Numa festa, uma pessoa encontra-se rodeada de escritores genuinamente talentosos, que trabalham em jornais e revistas respeitados e famosos. E tu só escreves questionários para pasquins de mulheres. Quando alguém te pergunta o que é que fazes:
a) Ficas envergonhada e dizes: «Escrevo apenas questionários, umas patetices!»
b) Passas à ofensiva: «Agora sou escritora, mas estou a pensar em algo mais desafiante e compensador. Já agora, o que é que você faz?»
c) Orgulhas-te dos teus feitos: «Faço questionários de personalidade usando os conhecimentos adquiridos no meu mestrado em psicologia... Ah, e já agora uma curiosidade: servi de inspiração para uma coleção infantil muito apreciada que tenho a certeza de que conhece, Incrível Amy? » Pois é, toma e embrulha, seu convencido!
Resposta: C, totalmente C
De qualquer forma, a festa foi organizada por um dos grandes amigos de Carmen, que escreve sobre filmes para uma revista de cinema e que, segundo Carmen, é muito divertido. Por um segundo, fico com medo que ela nos esteja a querer juntar. Não estou interessada nisso. Preciso de cair numa emboscada, de ser apanhada desprevenida, como uma espécie de presa de um amor selvagem. Caso contrário, fico demasiado constrangida. Dou por mim a tentar ser encantadora, e depois percebo que estou a tentar sê-lo de uma forma óbvia, e a seguir tento ainda ser mais encantadora para compensar o falso encanto, e quando dou por mim já me transformei basicamente na Liza Minnelli: estou a dançar de collants e lantejoulas, a implorar que me amem. Há um chapéu de coco, mãos de jazz e muitos dentes.

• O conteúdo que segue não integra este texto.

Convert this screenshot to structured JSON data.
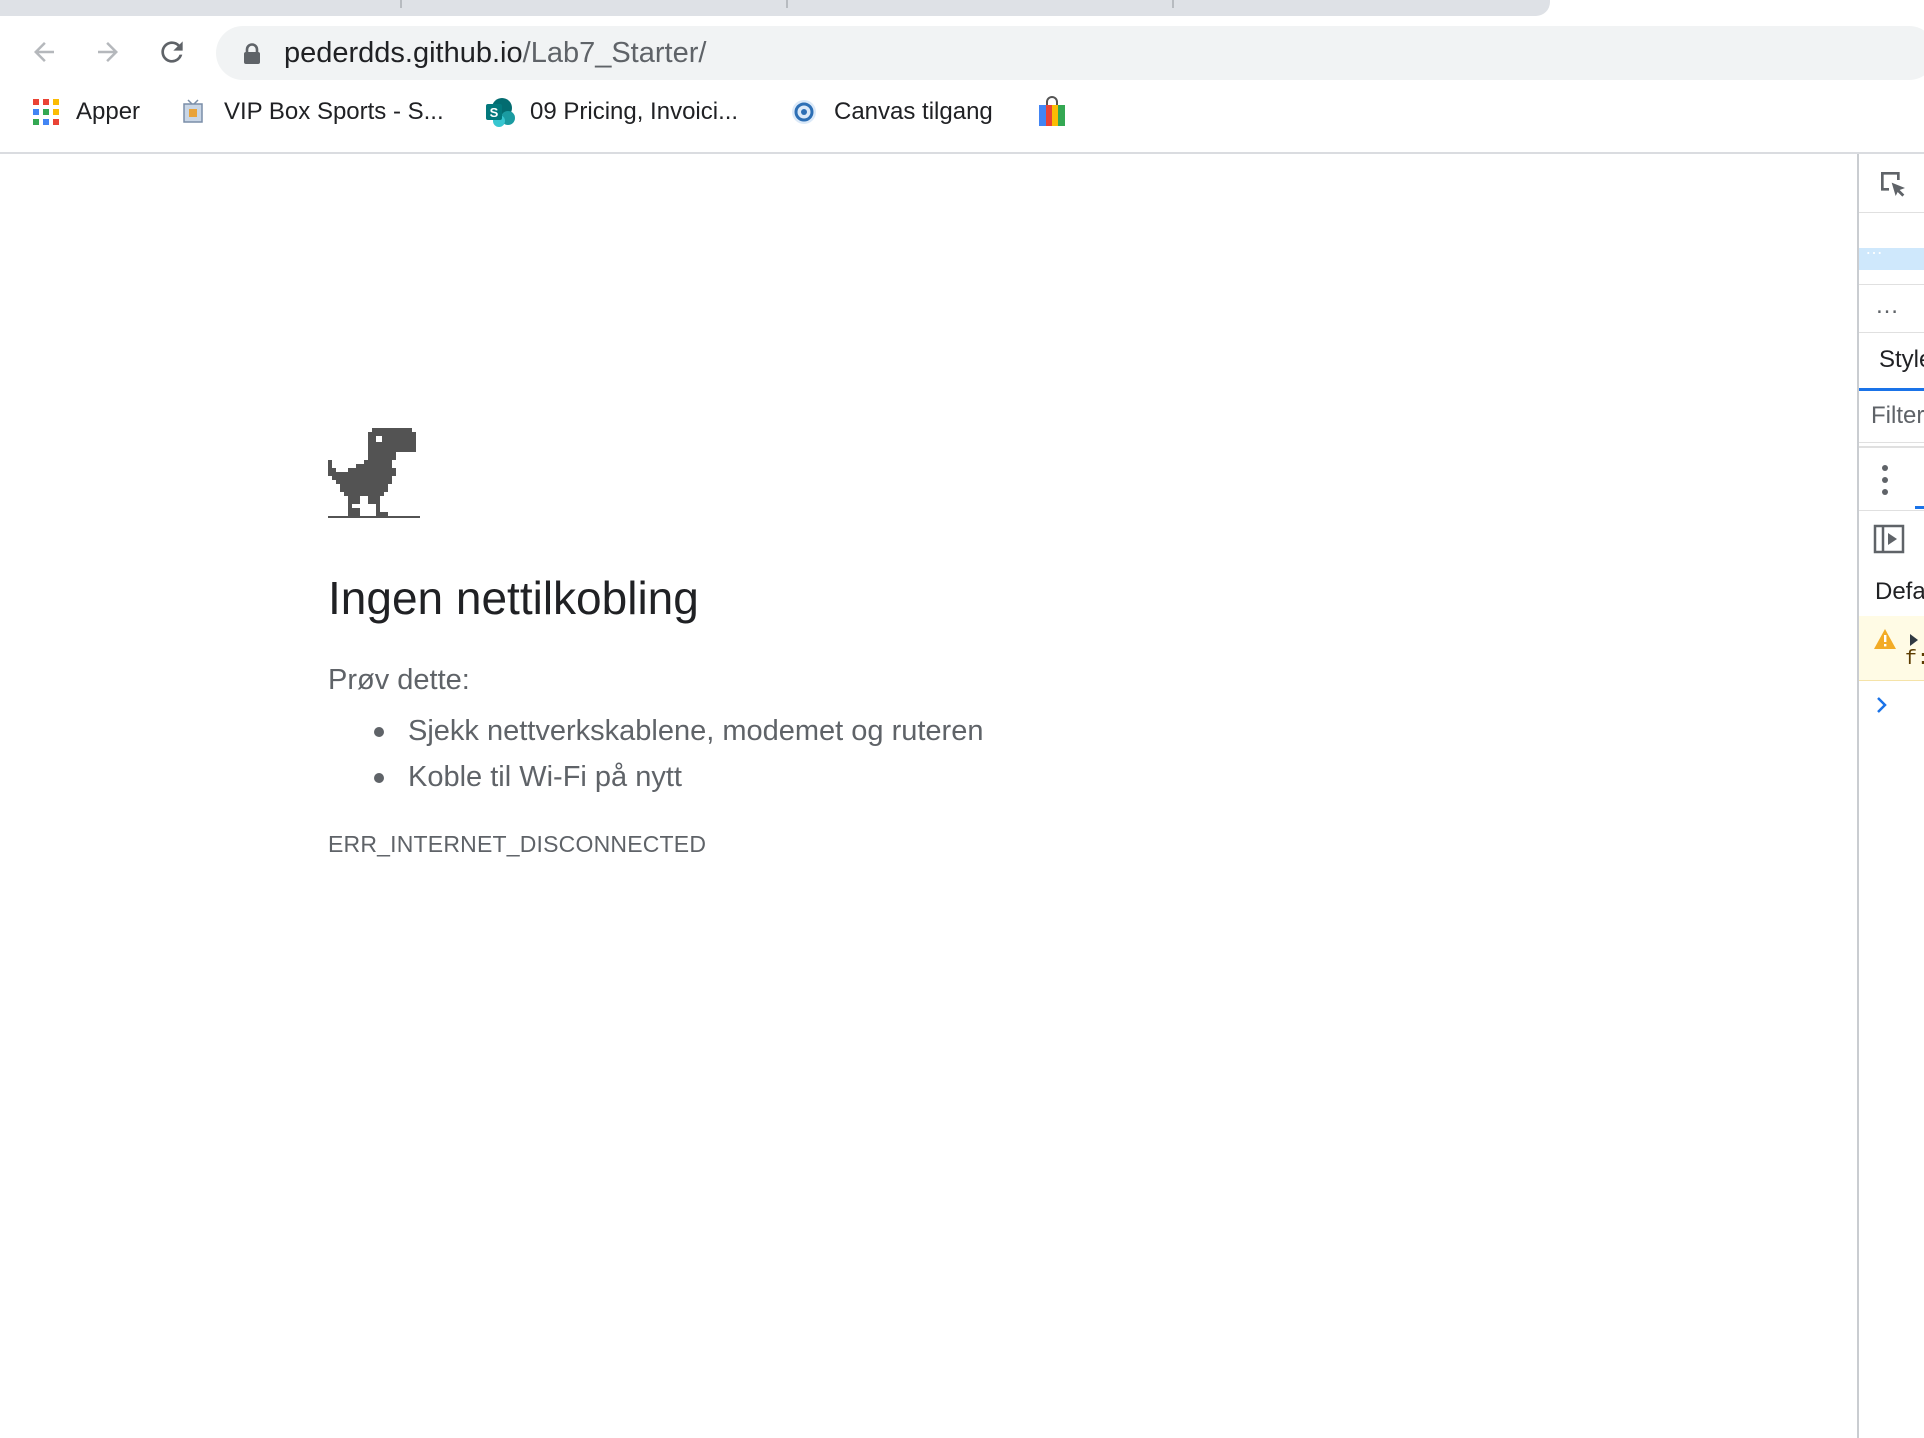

Mas não, quando Carmen continua a falar sobre o amigo, percebo que ela gosta dele. Ótimo.
Subimos três tortuosos lances de escadas e entramos numa onda de calor de corpos e escrita: muitos óculos de aros pretos e madeixas de cabelo; falsas camisas de cowboy e camisolas de gola alta em tons de terra; casacos pretos em lã grossa espalhados pelo sofá, caídos no chão; um póster alemão do filme Tiro de Escape (Ihre Chance war gleich Null!) a cobrir uma parede a precisar de ser pintada. Na aparelhagem, Franz Ferdinand: «Take Me Out.»
Há uma série de tipos junto a uma mesa de jogo onde se encontram todas as bebidas alcoólicas, e que vão deitando sempre mais para dentro dos copos após uns quantos goles, cientes de que já não há o bastante para andarem a circular. Lá consigo abrir caminho, com a intenção de chegar ao meu copo plástico no centro como uma artista de rua, recebo uns quantos cubos de gelo e umas gotas de vodca de um tipo com um ar querido que tem uma t-shirt do jogo Invasores do Espaço.
Uma garrafa de licor de maçã verde de aspeto letal, a irónica aquisição do nosso anfitrião, não tardará a ser o nosso destino, a menos que alguém faça uma saída rápida para comprar álcool, e isso parece pouco provável, uma vez que toda a gente parece pensar ter feito isso da última vez. É decididamente uma festa típica de janeiro, em que todos estão ainda empanturrados e fartos de açúcar depois das festividades, simultaneamente preguiçosos e irritados. Uma festa onde as pessoas bebem demais e escolhem discussões verbalizadas de forma inteligente, expelindo o fumo do cigarro através de uma janela aberta, mesmo depois de o anfitrião ter pedido para irem lá para fora. Já falámos uns com os outros em mil festas, já não temos nada para dizer, estamos coletivamente entediados, mas não queremos voltar para o frio de janeiro; ainda nos doem os ossos das escadas do metro.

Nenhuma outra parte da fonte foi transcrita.